Canada defeats U.S., 3-2, to win gold medal in men’s hockey
Their game, their gold, but the Olympic hockey finale between Canada and the U.S. belonged to history before the roars triggered by Sidney Crosby’s overtime goal had faded by so much as a decibel Sunday.
Crosby, whose silence the previous two games had led a nation to brood, took a pass from Jarome Iginla and rifled a shot through the legs of U.S. goaltender Ryan Miller 7 minutes 40 seconds into overtime, giving Canada a 3-2 victory in the last event of perhaps the last Olympic tournament that will include NHL players.
From a packed Canada Hockey Place on the Pacific coast to Crosby’s hometown of Cole Harbour in the eastern province of Nova Scotia, all of Canada rejoiced over reigning supreme over the game that is its passion.
The U.S on Sunday played that game with heart and bruising physicality but Crosby’s brilliance gave his homeland its second gold-medal triumph over the U.S. in their last two encounters, the first occurring at Salt Lake City in 2002.
“You dream of this moment 1,000 times growing up,” he said. “Then to have it come true is pretty amazing.”
He very nearly didn’t get that chance against the persistent Americans.
The U.S. talent pool included no game-breaker like Crosby, who led the Pittsburgh Penguins to the Stanley Cup eight months ago. The team assembled by General Manager Brian Burke and coached by Ron Wilson was, by necessity, built around diligence and role players.
That strategy very nearly succeeded. Zach Parise of the New Jersey Devils, among the most gifted U.S. players, took the game to overtime when he converted the rebound of a shot by Patrick Kane of the Chicago Blackhawks with 24.4 seconds left in the third period and Miller on the bench in favor of an extra skater.
“We’re a group of young guys that were written off, but we were one shot shy of winning the whole thing,” said Kings defenseman Jack Johnson, a punishing presence every game here. “I wish I could be with these guys all year round. This is the most fun I’ve ever had playing hockey.”
They could have kept going all night if not for the collaboration between Iginla and Crosby in the four-on-four, 20-minute overtime period.
Canada had built a 2-0 lead on Jonathan Toews’ rebound of a Mike Richards shot at 12:50 of the first period and Corey Perry’s close-range shot at 7:13 of the second off a pass from Ducks teammate Ryan Getzlaf. Toews’ goal ended a shutout streak of 111:38 over four games for Miller, who received exceptionally warm applause from the crowd during the medal ceremony.
Ryan Kesler of the Vancouver Canucks cut that lead in half at 12:44 of the second period.

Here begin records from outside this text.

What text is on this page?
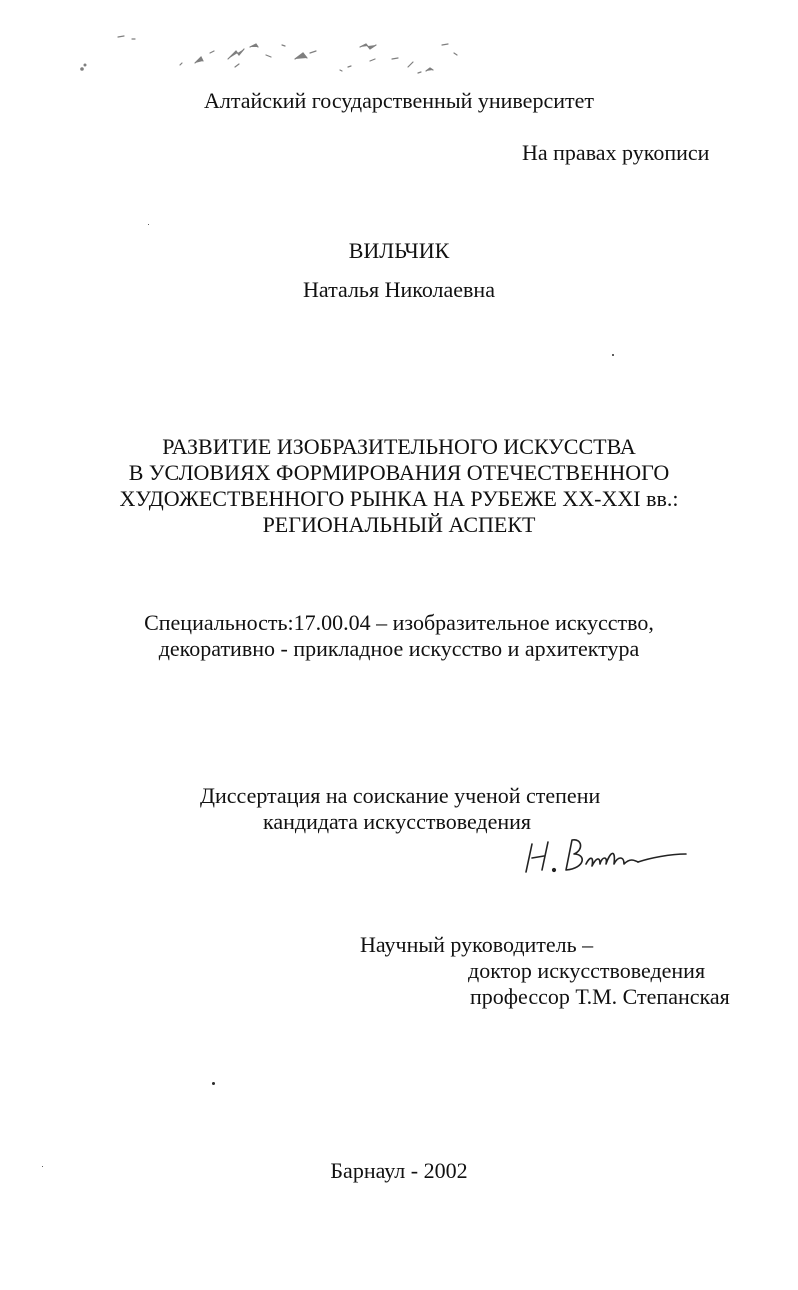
Алтайский государственный университет
На правах рукописи
ВИЛЬЧИК
Наталья Николаевна
РАЗВИТИЕ ИЗОБРАЗИТЕЛЬНОГО ИСКУССТВА
В УСЛОВИЯХ ФОРМИРОВАНИЯ ОТЕЧЕСТВЕННОГО
ХУДОЖЕСТВЕННОГО РЫНКА НА РУБЕЖЕ XX-XXI вв.:
РЕГИОНАЛЬНЫЙ АСПЕКТ
Специальность:17.00.04 – изобразительное искусство,
декоративно - прикладное искусство и архитектура
Диссертация на соискание ученой степени
кандидата искусствоведения
Научный руководитель –
доктор искусствоведения
профессор Т.М. Степанская
Барнаул - 2002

He carried the puck into the zone and passed it to Kane for a shot that Kesler redirected past a lunging Roberto Luongo.
“A bang-bang play,” said Luongo, who was serenaded on each of his 34 saves with cries of “Lou.”
The Canadians, who lost to the U.S. in the first round of the tournament and had to play a qualifying game to reach the quarterfinals, took Parise’s goal as another bump on a twisting road.
“We just got in the room, sat down took a deep breath and said, ‘It’s just a little adversity,’ ” Perry said. “We knew we could come out strong, and it’s a one-shot game from there on. We got that bounce, got that shot.”
With that shot came shiny gold medals and the chance to skate around the ice with a huge Canadian flag. Kings defenseman Drew Doughty, a standout at the Games, took a brief spin and handed it off to Canada and Ducks captain Scott Niedermayer. Players who on Monday will again be opponents linked arms for a heartfelt rendition of “O Canada,” brothers for one last time.
There’s no arrangement in place for NHL players to compete in the 2014 Games in Sochi, Russia, and even if they do, it will be tough for anyone to top Sunday’s golden moment.
“The Olympics is a short, intense tournament and it is a pretty unique opportunity to be standing here,” Niedermayer said after competing in his home province and country.
“It has been a lot of fun playing in front of our fans and competing against all the other great hockey players, the other great teams that were here. It was a great event all the way around.”
Nearly as great for the Americans, too.
“This is something that maybe you can enjoy in a couple of years or at the end of your career,” forward Paul Stastny said, “but part of us is always going to be disappointed that we didn’t get the gold.”